Strictly convex norms and topology

TL;DR

This paper introduces a new topological property (*) and explores its implications for Banach spaces and compact spaces, characterizing when they admit equivalent strictly convex norms and relating to known topological classes.

Contribution

It defines the property (*) and uses it to characterize Banach spaces and scattered compact spaces with strictly convex norms, linking topology and functional analysis.

Findings

Characterization of Banach spaces with strictly convex norms using (*)

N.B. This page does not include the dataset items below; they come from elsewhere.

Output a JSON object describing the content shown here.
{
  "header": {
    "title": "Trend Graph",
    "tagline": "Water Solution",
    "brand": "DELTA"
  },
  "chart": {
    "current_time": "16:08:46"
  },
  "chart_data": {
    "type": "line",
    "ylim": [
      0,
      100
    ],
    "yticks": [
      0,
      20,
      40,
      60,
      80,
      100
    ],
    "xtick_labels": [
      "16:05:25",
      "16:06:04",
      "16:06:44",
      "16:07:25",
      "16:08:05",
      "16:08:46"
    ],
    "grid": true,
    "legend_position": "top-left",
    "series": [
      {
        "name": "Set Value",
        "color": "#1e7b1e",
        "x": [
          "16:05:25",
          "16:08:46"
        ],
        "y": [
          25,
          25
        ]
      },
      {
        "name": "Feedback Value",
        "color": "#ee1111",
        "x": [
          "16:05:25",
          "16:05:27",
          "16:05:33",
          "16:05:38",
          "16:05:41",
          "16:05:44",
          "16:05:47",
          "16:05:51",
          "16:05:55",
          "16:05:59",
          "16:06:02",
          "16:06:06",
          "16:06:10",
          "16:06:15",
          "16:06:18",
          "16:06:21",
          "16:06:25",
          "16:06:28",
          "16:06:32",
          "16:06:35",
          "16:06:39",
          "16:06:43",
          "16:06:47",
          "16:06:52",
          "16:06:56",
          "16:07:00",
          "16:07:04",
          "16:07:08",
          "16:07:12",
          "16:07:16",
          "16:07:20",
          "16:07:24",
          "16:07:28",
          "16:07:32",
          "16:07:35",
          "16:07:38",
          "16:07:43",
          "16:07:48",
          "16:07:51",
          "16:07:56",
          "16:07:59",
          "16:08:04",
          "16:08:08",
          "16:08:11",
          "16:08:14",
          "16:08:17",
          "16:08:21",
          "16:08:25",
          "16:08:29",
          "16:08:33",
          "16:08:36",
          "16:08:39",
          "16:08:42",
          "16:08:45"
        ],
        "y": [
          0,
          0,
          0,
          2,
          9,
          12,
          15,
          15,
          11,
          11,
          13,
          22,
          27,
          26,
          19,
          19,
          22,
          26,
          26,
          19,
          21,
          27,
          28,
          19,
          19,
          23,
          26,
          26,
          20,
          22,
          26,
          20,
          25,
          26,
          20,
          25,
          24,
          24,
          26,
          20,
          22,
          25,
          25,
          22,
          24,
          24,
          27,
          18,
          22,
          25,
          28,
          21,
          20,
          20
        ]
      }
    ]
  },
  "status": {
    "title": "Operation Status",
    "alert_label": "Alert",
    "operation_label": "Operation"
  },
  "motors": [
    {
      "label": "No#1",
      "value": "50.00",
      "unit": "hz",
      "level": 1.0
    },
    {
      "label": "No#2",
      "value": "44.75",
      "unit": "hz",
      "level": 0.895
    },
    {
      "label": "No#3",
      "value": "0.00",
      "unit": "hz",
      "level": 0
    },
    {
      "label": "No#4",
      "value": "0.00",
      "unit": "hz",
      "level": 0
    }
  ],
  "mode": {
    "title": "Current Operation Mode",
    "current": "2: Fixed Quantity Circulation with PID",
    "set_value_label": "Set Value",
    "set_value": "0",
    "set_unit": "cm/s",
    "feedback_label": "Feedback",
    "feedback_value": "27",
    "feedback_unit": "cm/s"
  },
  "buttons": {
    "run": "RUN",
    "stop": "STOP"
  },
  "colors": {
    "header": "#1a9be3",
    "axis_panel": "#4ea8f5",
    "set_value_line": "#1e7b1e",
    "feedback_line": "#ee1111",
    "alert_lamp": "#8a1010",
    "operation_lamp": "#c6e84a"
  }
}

Identification of scattered compact spaces with (*) that admit such norms

Examples including Kunen's compact space and under CH, a non-Gruenhage space with (*)

Abstract

We introduce a new topological property called (*) and the corresponding class of topological spaces, which includes spaces with $G_\delta$-diagonals and Gruenhage spaces. Using (*), we characterise those Banach spaces which admit equivalent strictly convex norms, and give an internal topological characterisation of those scattered compact spaces $K$, for which the dual Banach space $C(K)^*$ admits an equivalent strictly convex dual norm. We establish some relationships between (*) and other topological concepts, and the position of several well-known examples in this context. For instance, we show that $C(\mathcal{K})^*$ admits an equivalent strictly convex dual norm, where $\mathcal{K}$ is Kunen's compact space. Also, under the continuum hypothesis CH, we give an example of a compact scattered non-Gruenhage space having (*).